Adesso però sei molto strapazzata e ti devo portare un
ristoro.» «Poi vidi la Santa, avvolta di luce, scendere e
venire da me con un boccone triangolare, poi sparì, io mangiai
quel boccone con grande sollievo, eppure sono certa che più
volte l’avevo già fatto ordinariamente, aveva un sapore
molto dolce e mi fu di grande ristoro. La vita mi fu di nuovo
regalata; sono certa che ho ricevuto questo solo per grazia di Dio.
Adesso vivo ancora e posso continuare ad amare il mio Salvatore e con
Lui soffrire, ringraziarlo e glorificarlo! Vidi anche le otto aiuole
che avevo coltivato nel giardino di santa Chiara in questi otto
giorni, cosa che senza la grazia di Dio sarebbe stata del tutto
impossibile. L’albero dei fichi significava la ricerca del
conforto e la debole arrendevolezza.
Spesso avevo da fare con la vite del giardino, mi ero legata alla
stessa con le braccia aperte come in croce. Scorsi anche il motivo
per cui avevo lavorato negli otto giorni e quali colpe dovevo
suffragare. Vidi questo simbolicamente ed in relazione ad una
processione del Santissimo Sacramento, in occasione di una festa
ecclesiastica, nella quale i beati celebravano i tesori delle grazie
che erano stati guadagnati dalla Chiesa in quest’anno, per
mezzo della devozione al Santissimo Sacramento.
Queste grazie
erano esposte nella forma di preziosi vasi della Chiesa, pietre
preziose, perle, fiori, uva, frutta. La processione veniva guidata da
bambini orfani, a questi seguivano suore degli ordini religiosi
particolarmente devoti al Santissimo Sacramento. Tutti portavano sul
loro abito il simbolo del Santissimo Sacramento. Giuliana di Liegi
guidava tutti; vidi anche Norberto, con i religiosi del suo Ordine ‘,
e in modo numeroso anche altri ordini religiosi e sacerdoti. Il tutto
era avvolto in un’indescrivibile delizia e dolcezza;
l’avvenimento era racchiuso in un insieme armonioso.

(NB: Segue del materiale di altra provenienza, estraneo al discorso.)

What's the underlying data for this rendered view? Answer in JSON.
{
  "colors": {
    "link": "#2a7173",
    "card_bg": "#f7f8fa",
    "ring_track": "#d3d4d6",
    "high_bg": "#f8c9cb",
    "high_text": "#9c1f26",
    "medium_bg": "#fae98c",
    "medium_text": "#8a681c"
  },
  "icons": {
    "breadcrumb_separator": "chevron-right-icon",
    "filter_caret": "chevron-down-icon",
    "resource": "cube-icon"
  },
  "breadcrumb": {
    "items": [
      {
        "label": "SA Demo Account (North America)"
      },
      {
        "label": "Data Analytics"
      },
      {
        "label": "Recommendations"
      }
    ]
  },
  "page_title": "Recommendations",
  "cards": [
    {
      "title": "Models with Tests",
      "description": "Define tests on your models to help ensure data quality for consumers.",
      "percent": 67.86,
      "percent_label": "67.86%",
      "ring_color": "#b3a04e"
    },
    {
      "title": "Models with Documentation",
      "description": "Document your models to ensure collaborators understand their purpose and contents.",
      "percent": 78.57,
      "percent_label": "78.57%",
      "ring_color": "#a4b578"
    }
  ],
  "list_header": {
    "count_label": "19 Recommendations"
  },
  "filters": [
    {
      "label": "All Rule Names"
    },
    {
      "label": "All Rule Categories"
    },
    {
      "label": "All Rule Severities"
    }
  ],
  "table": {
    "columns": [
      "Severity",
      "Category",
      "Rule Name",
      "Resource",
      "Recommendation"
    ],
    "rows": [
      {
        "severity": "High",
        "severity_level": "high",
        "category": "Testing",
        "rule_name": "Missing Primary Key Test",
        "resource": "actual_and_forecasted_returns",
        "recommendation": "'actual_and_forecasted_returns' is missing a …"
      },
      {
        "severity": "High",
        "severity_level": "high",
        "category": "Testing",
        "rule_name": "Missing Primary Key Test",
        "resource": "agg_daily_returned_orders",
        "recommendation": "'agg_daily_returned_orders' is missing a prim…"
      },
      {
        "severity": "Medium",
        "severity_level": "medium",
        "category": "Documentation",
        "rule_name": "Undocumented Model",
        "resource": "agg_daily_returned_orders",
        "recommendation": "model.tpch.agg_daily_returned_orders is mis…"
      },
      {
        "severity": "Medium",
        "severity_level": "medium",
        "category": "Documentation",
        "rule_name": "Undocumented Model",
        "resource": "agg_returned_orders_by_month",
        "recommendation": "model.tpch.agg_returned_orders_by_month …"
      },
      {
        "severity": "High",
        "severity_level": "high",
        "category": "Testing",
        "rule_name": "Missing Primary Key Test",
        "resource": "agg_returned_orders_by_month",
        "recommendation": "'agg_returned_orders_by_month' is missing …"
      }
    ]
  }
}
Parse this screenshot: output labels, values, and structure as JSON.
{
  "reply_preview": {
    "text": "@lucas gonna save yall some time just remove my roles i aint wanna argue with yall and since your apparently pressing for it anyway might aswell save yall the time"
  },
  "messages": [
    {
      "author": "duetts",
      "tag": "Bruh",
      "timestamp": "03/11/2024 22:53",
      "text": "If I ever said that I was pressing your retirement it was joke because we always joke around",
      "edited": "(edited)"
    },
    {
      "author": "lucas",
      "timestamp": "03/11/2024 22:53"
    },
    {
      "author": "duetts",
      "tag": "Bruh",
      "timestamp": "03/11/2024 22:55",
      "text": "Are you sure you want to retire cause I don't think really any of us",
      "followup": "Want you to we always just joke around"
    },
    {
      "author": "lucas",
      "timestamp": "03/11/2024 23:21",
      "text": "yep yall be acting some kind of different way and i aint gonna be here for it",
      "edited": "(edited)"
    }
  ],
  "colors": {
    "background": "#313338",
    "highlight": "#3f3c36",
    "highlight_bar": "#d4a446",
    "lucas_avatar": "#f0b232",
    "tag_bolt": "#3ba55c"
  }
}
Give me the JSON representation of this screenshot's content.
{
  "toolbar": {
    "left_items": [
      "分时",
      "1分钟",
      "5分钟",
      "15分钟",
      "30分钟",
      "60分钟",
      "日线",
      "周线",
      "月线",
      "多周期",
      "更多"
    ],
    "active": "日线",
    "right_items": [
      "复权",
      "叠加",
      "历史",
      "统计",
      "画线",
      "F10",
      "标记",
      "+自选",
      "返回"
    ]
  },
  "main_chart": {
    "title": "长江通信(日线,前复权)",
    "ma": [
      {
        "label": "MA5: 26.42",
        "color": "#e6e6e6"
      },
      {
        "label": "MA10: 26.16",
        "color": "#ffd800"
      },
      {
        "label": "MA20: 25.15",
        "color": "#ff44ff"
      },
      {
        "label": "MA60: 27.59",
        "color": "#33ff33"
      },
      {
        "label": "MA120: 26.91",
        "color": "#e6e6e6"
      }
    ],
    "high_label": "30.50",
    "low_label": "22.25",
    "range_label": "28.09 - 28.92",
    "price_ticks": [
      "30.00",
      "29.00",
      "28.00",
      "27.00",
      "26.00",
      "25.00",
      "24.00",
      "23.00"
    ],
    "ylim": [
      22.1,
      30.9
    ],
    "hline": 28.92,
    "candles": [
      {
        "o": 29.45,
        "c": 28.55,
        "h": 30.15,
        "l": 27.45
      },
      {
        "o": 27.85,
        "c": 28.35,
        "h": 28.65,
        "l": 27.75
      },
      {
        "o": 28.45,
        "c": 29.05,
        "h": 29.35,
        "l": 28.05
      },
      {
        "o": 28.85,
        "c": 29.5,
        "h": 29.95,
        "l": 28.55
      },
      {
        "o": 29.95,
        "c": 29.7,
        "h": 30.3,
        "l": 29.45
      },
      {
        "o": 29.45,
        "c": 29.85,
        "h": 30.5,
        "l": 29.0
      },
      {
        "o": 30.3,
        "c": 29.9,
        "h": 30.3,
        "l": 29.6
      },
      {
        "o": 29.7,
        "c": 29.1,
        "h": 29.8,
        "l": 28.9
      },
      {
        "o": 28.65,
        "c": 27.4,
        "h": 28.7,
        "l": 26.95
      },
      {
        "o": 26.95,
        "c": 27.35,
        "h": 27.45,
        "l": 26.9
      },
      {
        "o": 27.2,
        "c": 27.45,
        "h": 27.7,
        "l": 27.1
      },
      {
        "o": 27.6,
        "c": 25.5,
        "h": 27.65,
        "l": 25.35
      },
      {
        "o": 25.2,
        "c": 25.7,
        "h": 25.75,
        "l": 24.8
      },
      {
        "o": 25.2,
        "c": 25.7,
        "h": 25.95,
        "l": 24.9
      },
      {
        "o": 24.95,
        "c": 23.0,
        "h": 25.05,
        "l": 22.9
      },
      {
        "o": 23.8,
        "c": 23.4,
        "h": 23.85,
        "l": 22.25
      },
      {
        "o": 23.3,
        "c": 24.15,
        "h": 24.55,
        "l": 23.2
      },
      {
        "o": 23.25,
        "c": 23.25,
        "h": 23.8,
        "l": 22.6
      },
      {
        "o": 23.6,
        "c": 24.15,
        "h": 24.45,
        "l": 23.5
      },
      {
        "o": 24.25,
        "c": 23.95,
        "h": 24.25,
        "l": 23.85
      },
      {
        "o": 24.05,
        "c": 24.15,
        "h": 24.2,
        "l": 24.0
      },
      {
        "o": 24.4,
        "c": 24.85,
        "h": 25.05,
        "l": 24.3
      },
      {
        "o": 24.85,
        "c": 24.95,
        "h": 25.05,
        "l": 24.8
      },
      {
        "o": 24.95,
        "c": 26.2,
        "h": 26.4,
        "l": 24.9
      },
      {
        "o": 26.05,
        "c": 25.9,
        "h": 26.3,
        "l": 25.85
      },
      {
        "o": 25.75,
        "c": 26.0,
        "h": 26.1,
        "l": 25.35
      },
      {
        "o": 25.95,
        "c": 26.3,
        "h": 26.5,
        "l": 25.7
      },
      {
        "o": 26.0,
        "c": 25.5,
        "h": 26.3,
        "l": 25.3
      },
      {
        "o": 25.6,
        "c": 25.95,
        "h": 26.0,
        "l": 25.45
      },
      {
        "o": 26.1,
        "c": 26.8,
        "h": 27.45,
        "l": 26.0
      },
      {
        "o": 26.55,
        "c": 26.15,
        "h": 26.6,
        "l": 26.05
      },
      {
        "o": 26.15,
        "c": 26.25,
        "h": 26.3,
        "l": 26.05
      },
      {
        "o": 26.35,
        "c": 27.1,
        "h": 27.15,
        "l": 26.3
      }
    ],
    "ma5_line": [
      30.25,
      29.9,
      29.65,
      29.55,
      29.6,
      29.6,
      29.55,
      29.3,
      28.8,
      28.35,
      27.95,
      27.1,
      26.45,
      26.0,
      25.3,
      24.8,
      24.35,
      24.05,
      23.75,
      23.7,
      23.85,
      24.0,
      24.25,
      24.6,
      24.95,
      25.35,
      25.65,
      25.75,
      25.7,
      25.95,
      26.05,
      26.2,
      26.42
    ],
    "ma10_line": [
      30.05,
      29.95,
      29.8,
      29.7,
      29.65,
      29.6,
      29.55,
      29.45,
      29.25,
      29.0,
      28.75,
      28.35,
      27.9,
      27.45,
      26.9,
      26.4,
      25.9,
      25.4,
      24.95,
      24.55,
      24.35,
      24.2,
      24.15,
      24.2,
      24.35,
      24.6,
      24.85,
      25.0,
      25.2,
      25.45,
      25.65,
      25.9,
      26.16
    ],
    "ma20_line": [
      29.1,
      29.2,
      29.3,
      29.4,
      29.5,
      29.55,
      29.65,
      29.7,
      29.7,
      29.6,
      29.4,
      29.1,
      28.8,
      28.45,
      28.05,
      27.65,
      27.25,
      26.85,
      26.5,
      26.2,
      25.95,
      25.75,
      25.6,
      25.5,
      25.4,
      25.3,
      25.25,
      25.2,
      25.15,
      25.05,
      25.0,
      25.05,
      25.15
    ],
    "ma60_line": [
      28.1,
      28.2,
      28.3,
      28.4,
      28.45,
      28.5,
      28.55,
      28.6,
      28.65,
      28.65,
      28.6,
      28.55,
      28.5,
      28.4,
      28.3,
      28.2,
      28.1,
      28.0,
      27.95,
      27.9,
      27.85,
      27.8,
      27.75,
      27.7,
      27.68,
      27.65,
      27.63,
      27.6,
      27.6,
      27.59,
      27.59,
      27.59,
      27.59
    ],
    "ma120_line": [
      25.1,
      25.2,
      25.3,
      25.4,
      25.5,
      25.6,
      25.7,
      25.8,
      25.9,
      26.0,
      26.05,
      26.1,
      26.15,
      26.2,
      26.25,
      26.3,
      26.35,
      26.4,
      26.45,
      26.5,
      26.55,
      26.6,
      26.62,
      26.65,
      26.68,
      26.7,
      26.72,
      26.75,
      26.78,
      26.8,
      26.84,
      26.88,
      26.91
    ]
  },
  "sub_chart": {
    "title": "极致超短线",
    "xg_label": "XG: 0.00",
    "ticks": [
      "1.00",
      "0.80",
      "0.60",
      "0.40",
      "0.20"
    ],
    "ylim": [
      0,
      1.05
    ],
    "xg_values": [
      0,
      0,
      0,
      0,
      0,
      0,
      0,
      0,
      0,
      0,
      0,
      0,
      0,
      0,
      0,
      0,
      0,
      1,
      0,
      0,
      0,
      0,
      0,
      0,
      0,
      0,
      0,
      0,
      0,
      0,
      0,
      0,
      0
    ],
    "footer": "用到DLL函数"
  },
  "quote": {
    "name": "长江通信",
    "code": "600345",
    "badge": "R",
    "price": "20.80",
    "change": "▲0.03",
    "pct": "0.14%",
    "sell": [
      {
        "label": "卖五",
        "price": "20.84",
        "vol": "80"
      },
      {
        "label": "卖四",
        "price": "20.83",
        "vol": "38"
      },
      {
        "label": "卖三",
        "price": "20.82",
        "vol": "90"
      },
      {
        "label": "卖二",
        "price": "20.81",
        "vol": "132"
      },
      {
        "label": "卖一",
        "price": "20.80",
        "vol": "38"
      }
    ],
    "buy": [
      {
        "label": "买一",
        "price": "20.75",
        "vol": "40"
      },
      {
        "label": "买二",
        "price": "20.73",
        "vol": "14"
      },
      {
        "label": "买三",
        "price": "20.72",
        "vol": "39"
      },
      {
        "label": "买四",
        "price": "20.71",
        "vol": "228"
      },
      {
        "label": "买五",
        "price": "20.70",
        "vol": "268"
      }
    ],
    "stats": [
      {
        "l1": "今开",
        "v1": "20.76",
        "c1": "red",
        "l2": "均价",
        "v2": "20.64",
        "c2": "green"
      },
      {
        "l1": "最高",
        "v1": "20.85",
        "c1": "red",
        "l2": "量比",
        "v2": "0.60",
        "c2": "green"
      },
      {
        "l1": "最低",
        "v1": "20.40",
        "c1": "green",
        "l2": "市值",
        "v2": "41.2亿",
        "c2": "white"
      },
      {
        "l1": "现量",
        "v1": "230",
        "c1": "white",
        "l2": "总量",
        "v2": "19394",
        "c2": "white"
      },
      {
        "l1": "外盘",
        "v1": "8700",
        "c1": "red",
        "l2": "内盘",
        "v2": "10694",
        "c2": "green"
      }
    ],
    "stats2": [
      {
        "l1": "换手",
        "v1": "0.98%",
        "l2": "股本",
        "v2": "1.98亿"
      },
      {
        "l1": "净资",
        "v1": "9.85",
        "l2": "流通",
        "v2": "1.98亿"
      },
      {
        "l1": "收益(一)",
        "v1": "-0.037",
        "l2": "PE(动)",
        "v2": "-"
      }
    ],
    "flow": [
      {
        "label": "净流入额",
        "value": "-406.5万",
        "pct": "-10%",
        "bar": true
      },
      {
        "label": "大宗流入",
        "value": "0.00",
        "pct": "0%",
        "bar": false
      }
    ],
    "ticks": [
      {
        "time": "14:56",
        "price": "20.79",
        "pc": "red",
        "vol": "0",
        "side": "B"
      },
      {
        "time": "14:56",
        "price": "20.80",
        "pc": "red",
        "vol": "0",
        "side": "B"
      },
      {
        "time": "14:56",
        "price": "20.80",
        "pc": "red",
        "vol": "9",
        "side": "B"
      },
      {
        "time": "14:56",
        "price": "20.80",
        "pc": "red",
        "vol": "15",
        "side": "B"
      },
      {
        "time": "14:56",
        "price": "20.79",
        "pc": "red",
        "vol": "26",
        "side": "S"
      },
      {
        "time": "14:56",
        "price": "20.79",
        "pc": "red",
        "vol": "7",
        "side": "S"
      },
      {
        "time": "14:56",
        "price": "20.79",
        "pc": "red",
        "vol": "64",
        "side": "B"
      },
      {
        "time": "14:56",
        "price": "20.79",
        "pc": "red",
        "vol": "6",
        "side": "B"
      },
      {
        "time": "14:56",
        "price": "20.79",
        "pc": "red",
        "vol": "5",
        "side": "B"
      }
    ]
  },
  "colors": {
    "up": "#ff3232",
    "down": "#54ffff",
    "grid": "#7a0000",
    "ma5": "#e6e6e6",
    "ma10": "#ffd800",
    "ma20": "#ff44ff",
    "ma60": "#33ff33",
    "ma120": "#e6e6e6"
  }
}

Si presentò poi una chiara immagine sulla carenza e la
trascuratezza dell’Ufficio divino e il modo di celebrarlo sulla
terra. Mi è difficile e impossibile dire come tante visioni in
questo senso si intreccino tra di loro. Vedo pure, tra l’altro,
la dissipazione dei preti nei confronti delle azioni sante, e
innanzitutto il loro atteggiamento nella celebrazione della santa
Messa. In questo contesto mi venne data la visione di un prete che
nella veste sacerdotale della Messa usciva dalla sacrestia ma non per
recarsi sull’altare, bensì per correre fuori dalla
chiesa e andare in un’osteria. Altre volte in un giardino, da
un cacciatore, da una signorina, in compagnia. Lo vedo poi nei suoi
pensieri, si trova in uno stato pietoso e dannoso per sé e gli
altri.
Quando tra questi preti ci è data la possibilità di
riconoscere un uomo consacrato a Dio sull’altare, allora
veramente c’è da commuoversi. Io vidi, in molte
comunità, molta polvere e fango essere spazzate via dai sacri
oggetti di Cristo, e tutto ritornare lucente e nuovo».